Kenney adds that it could also be beneficial to integrate a new probiotic into your regimen if you’re making a major dietary change. “If someone is switching to a lower carbohydrate diet, a lactobacillus/bifidobacterium blend may be beneficial since they are not consuming fruits and whole grains, which feed the healthy bacteria in the gut to support regularity,” she shares. However, unless her clients fall under these examples, Kenney doesn’t typically call for rotating probiotics.
Next, despite Lee’s suggested probiotic rotation schedule shared above, she notes that supplementation isn’t an exact science. “We have lots of research to support the benefits of probiotics, but application of different strains on different disease states are still being evaluated,” Lee explains. For instance, while research shows that some strains colonize the gut post-administration, “the amount of viable bacteria that can colonize will depend on many factors—like dosage and probiotic formulation—and the individual’s gastric pH, intestinal motility and prior gut microbiota composition.” Moreover, Lee cites research showing that long-term use of the same probiotics can still yield beneficial effects (including one study in patients post-colectomy, who experienced reduced inflammation by supplementing with the same blend over nine months).
“We have lots of research to support the benefits of probiotics, but application of different strains on different disease states are still being evaluated.”
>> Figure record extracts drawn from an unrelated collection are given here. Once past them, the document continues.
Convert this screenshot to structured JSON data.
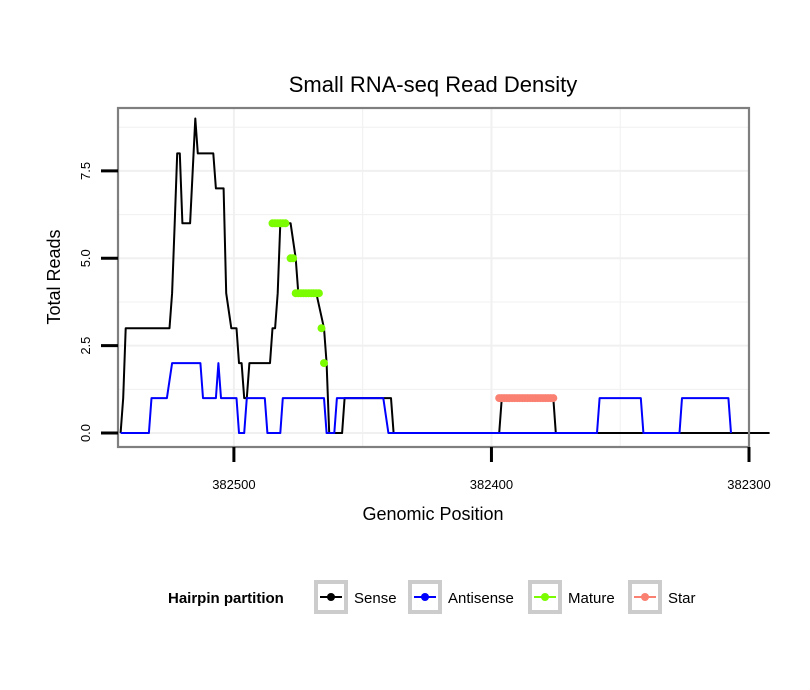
{
  "chart_data": {
    "type": "line",
    "title": "Small RNA-seq Read Density",
    "xlabel": "Genomic Position",
    "ylabel": "Total Reads",
    "x_reversed": true,
    "xlim": [
      382300,
      382545
    ],
    "ylim": [
      -0.4,
      9.3
    ],
    "x_ticks": [
      382500,
      382400,
      382300
    ],
    "x_tick_labels": [
      "382500",
      "382400",
      "382300"
    ],
    "y_ticks": [
      0,
      2.5,
      5,
      7.5
    ],
    "y_tick_labels": [
      "0.0",
      "2.5",
      "5.0",
      "7.5"
    ],
    "grid": true,
    "legend": {
      "title": "Hairpin partition",
      "position": "bottom",
      "entries": [
        {
          "name": "Sense",
          "color": "#000000"
        },
        {
          "name": "Antisense",
          "color": "#0000ff"
        },
        {
          "name": "Mature",
          "color": "#7cfc00"
        },
        {
          "name": "Star",
          "color": "#fa8072"
        }
      ]
    },
    "series": [
      {
        "name": "Sense",
        "color": "#000000",
        "style": "line",
        "points": [
          [
            382544,
            0
          ],
          [
            382543,
            1
          ],
          [
            382542,
            3
          ],
          [
            382525,
            3
          ],
          [
            382524,
            4
          ],
          [
            382523,
            6
          ],
          [
            382522,
            8
          ],
          [
            382521,
            8
          ],
          [
            382520,
            6
          ],
          [
            382517,
            6
          ],
          [
            382515,
            9
          ],
          [
            382514,
            8
          ],
          [
            382508,
            8
          ],
          [
            382507,
            7
          ],
          [
            382504,
            7
          ],
          [
            382503,
            4
          ],
          [
            382501,
            3
          ],
          [
            382499,
            3
          ],
          [
            382498,
            2
          ],
          [
            382497,
            2
          ],
          [
            382496,
            1
          ],
          [
            382495,
            1
          ],
          [
            382494,
            2
          ],
          [
            382486,
            2
          ],
          [
            382485,
            3
          ],
          [
            382484,
            3
          ],
          [
            382483,
            4
          ],
          [
            382482,
            6
          ],
          [
            382478,
            6
          ],
          [
            382476,
            5
          ],
          [
            382475,
            4
          ],
          [
            382468,
            4
          ],
          [
            382465,
            3
          ],
          [
            382464,
            2
          ],
          [
            382463,
            0
          ],
          [
            382458,
            0
          ],
          [
            382457,
            1
          ],
          [
            382439,
            1
          ],
          [
            382438,
            0
          ],
          [
            382397,
            0
          ],
          [
            382396,
            1
          ],
          [
            382376,
            1
          ],
          [
            382375,
            0
          ],
          [
            382292,
            0
          ]
        ]
      },
      {
        "name": "Antisense",
        "color": "#0000ff",
        "style": "line",
        "points": [
          [
            382544,
            0
          ],
          [
            382533,
            0
          ],
          [
            382532,
            1
          ],
          [
            382526,
            1
          ],
          [
            382524,
            2
          ],
          [
            382513,
            2
          ],
          [
            382512,
            1
          ],
          [
            382507,
            1
          ],
          [
            382506,
            2
          ],
          [
            382505,
            1
          ],
          [
            382499,
            1
          ],
          [
            382498,
            0
          ],
          [
            382496,
            0
          ],
          [
            382495,
            1
          ],
          [
            382488,
            1
          ],
          [
            382487,
            0
          ],
          [
            382482,
            0
          ],
          [
            382481,
            1
          ],
          [
            382465,
            1
          ],
          [
            382464,
            0
          ],
          [
            382461,
            0
          ],
          [
            382460,
            1
          ],
          [
            382442,
            1
          ],
          [
            382440,
            0
          ],
          [
            382359,
            0
          ],
          [
            382358,
            1
          ],
          [
            382342,
            1
          ],
          [
            382341,
            0
          ],
          [
            382327,
            0
          ],
          [
            382326,
            1
          ],
          [
            382308,
            1
          ],
          [
            382307,
            0
          ]
        ]
      },
      {
        "name": "Mature",
        "color": "#7cfc00",
        "style": "points",
        "points": [
          [
            382485,
            6
          ],
          [
            382484,
            6
          ],
          [
            382483,
            6
          ],
          [
            382482,
            6
          ],
          [
            382481,
            6
          ],
          [
            382480,
            6
          ],
          [
            382478,
            5
          ],
          [
            382477,
            5
          ],
          [
            382476,
            4
          ],
          [
            382475,
            4
          ],
          [
            382474,
            4
          ],
          [
            382473,
            4
          ],
          [
            382472,
            4
          ],
          [
            382471,
            4
          ],
          [
            382470,
            4
          ],
          [
            382469,
            4
          ],
          [
            382468,
            4
          ],
          [
            382467,
            4
          ],
          [
            382466,
            3
          ],
          [
            382465,
            2
          ]
        ]
      },
      {
        "name": "Star",
        "color": "#fa8072",
        "style": "points",
        "points": [
          [
            382397,
            1
          ],
          [
            382396,
            1
          ],
          [
            382395,
            1
          ],
          [
            382394,
            1
          ],
          [
            382393,
            1
          ],
          [
            382392,
            1
          ],
          [
            382391,
            1
          ],
          [
            382390,
            1
          ],
          [
            382389,
            1
          ],
          [
            382388,
            1
          ],
          [
            382387,
            1
          ],
          [
            382386,
            1
          ],
          [
            382385,
            1
          ],
          [
            382384,
            1
          ],
          [
            382383,
            1
          ],
          [
            382382,
            1
          ],
          [
            382381,
            1
          ],
          [
            382380,
            1
          ],
          [
            382379,
            1
          ],
          [
            382378,
            1
          ],
          [
            382377,
            1
          ],
          [
            382376,
            1
          ]
        ]
      }
    ]
  }
}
All things considered, the best probiotic routine will likely vary based on the individual at hand. “The type of probiotic and length of time may vary depending on the individual, their lifestyle, medical history, and other factors that impact health,” Lee shares. She advises working with a healthcare provider to find the best individualized protocol for your needs.
3 tips to promote gut diversity
It’ll ultimately be up to you (and your healthcare team) to see if it makes sense to switch up your probiotics every 90 days, seasonally, or based on changes in your diet and/or health status. That said, there are other tried-and-true ways to support gut diversity that don’t involve supplementation.
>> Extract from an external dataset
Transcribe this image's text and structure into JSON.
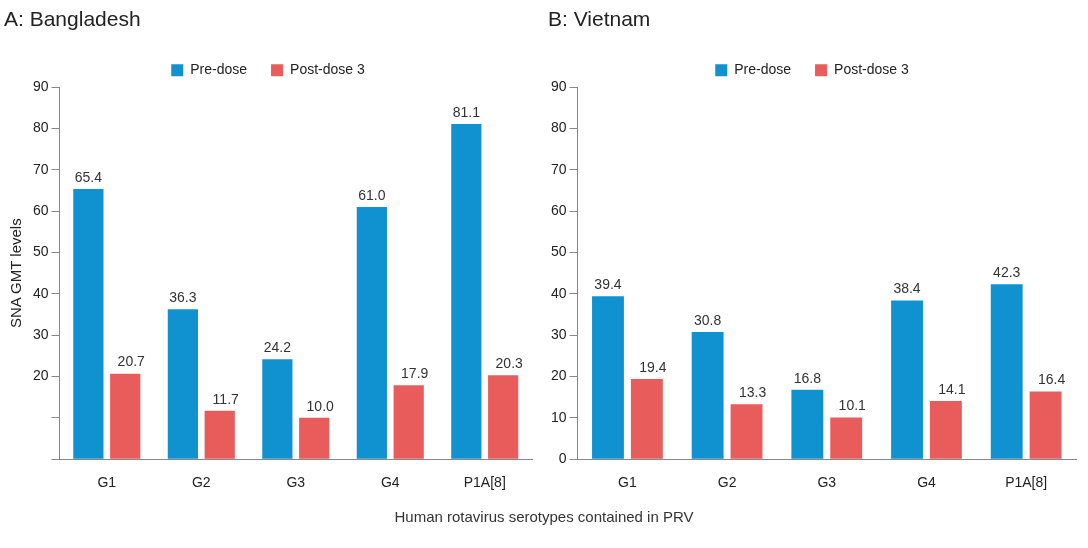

1. Eat more fermented and probiotic foods
“A daily intake of fermented foods—like kefir, miso, sauerkraut, and kimchi that contain live microbes—can provide a wide variety of probiotic strains that bring diverse, beneficial bacteria into the gut,” Lee shares. Kenney suggests adding kimchi to scrambled eggs or kefir to a fruit smoothie to easily boost your go-to meals with fermented fare.
2. Stick to a diverse plant-forward diet
“Eating colorful fruits and veggies that contain polyphenols—like flavonoids and carotenoids—can feed healthy gut bacteria, especially Bifidobacterium and Akkermansia muciniphila,” the latter of which is inversely associated with inflammation and metabolic disorders, Lee says.
She also suggests prioritizing prebiotic foods, saying it’s one of the best ways to maintain gut diversity. “Prebiotic foods feed our healthy gut bacteria so that they can produce metabolites, like short-chain fatty acids, that can reduce inflammation and oxidative stress,” says Lee. Her go-tos include garlic, dandelion greens, onions, bananas, barley, and flax seeds.
However, a higher intake of plant-based foods at large is always a good idea for your gut and greater health. “Eating a diet that includes a variety of fruits, vegetables, whole grains, legumes, nuts, and seeds can help provide the gut with the nutrients and fiber needed to support the growth of beneficial bacteria,” Kenney adds.
3. Abide by healthy lifestyle basics
Dietary considerations aside, following the basics of healthy living can also allow your gut to thrive. “Moderate levels of physical activity can boost beneficial bacteria in the gut,” Kenney shares. You’ll also want to find healthy ways to manage stress—such as by practicing yoga or meditation—as well as get a solid amount of shut-eye per night. “Stress can reduce gut diversity, [as can] sleep deprivation,” she concludes.